La fin du monde

Tout doit disparaître.

Adapté d’une bande dessinée catastrophiste et sûrement très bien-pensante, La fin du monde, film allemand ne devait pas manquer de passer sur la vertueuse chaîne Arte, qui ne manque jamais de faire les gros yeux au monde tel quel l’Occident l’a civilisé depuis quelques milliers d’années. Donc tout va mal et tout ira tellement plus mal que l’aventure humaine sera bien obligée de s’interrompre pour que continue à vivre la ronde Gaïa ; pour les ceusses qui ne sauraient pas ce qu’est Gaïa, je précise que ce terme grec est utilisé de façon presque religieuse par les écologistes les plus radicaux, ceux qui verraient fort bien l’Humanité débarrasser le plancher au bénéfice du sapajou facétieux et du scolopendre à crête dorée.

Bon, voilà ; le film est une évidente parabole sur la nocivité humaine qui ne peut entraîner que des catastrophes. À un moment donné, notre mère la Terre (Gaïa, donc) s’est révoltée et en a eu marre ; elle a suscité une terrible épidémie fulgurante et inguérissable qui a transformé tout le monde en zombies à mâchoires dévorantes, agressifs comme des pitbulls élevés à la trique dans une cave de Seine Saint-Denis. Il se trouve – on ne sait pourquoi, mais on s’en fiche complétement – que deux villes allemandes ont pu se préserver de la contagion dévorante. Weimar, où l’on tue sans aucun état d’âme tous les contaminés et Iéna où, paraît-il, on a entrepris des recherches scientifiques approfondies sur la nature de la maladie et sur les remèdes qu’on pourrait lui apporter.

Il n’y a qu’une vingtaine de kilomètres entre les deux villes que relie un train de marchandises automatique (sans conducteur ni quelconque passager). On se demande bien ce que les deux villes peuvent bien échanger mais on veut bien marcher dans le récit : après tout le cinéma est l’art de l’émerveillement. Il se trouve donc que Vivi (Gro Swantje Kohlhof) dépressive et internée dans une maison spécialisée et et Eva (Maja Lehrer) se retrouvent fortuitement, sœurs d’infortune, dans la même galère. Vivi porte sur sa frêle personne le souvenir brûlant de sa petite sœur Renata (Amy Schuk) qu’elle a laissé contaminer par les zombis. Éva ne semble pas avoir eu de vie antérieure.

Et voilà, on passe 80 minutes à regarder comment les deux filles parviennent d’abord à échapper aux zombies, puis en en être rattrapés. On voit bien que la réalisatrice Carolina Hellsgard) veut mettre le nez des méchants mâles occidentaux dans leur caca : le film part dans tous les sens, se fluidifie, s’évapore sans qu’on puisse lui trouver la moindre ligne directrice : on est vraiment dans une sorte de fable, mais, sans qu’il y ait récit, on se demande bien ce sur vers quoi on va. Ça n’avance guère et on commence à s’ennuyer beaucoup.

De temps en temps – mais trop rarement pour que l’honnête amateur en soit satisfait – il y a une brutale irruption de monstres sanguinaires qui tentent d’arracher avec des dents aiguës, un morceau de chair consommable. De temps en temps la réalisatrice se rappelle qu’elle se doit de montrer que l’Homme est une véritable catastrophe et que, s’il n’était pas là, les papillons, les scarabées, les grenouilles pourraient retrouver leur droit de vivre. Et que, dans la pureté recouvrée, on pourrait à nouveau voir toutes les étoiles.

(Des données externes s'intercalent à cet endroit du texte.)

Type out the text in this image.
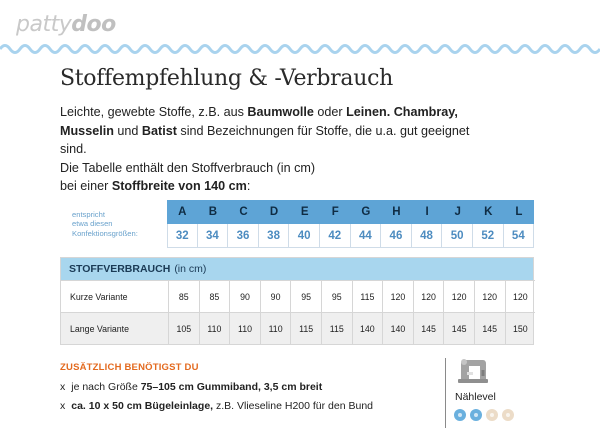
pattydoo
Stoffempfehlung & -Verbrauch
Leichte, gewebte Stoffe, z.B. aus Baumwolle oder Leinen. Chambray,
Musselin und Batist sind Bezeichnungen für Stoffe, die u.a. gut geeignet
sind.
Die Tabelle enthält den Stoffverbrauch (in cm)
bei einer Stoffbreite von 140 cm:
entspricht
etwa diesen
Konfektionsgrößen:
A	B	C	D	E	F	G	H	I	J	K	L
32	34	36	38	40	42	44	46	48	50	52	54
STOFFVERBRAUCH (in cm)
Kurze Variante	85	85	90	90	95	95	115	120	120	120	120	120
Lange Variante	105	110	110	110	115	115	140	140	145	145	145	150
ZUSÄTZLICH BENÖTIGST DU
x je nach Größe 75–105 cm Gummiband, 3,5 cm breit
x ca. 10 x 50 cm Bügeleinlage, z.B. Vlieseline H200 für den Bund
Nählevel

À la fin, la parabole est de plus en plus lourde. À l’imitation d’un être étrange qui se fait appeler La jardinière (Trine Dyrholm) les deux amies deviennent des plantes. Ou plutôt des êtres bizarres, à demi végétaux. C’est notre destin, semble dire le film, la fusion avec la nature. Et on est prié d’applaudir la démonstration.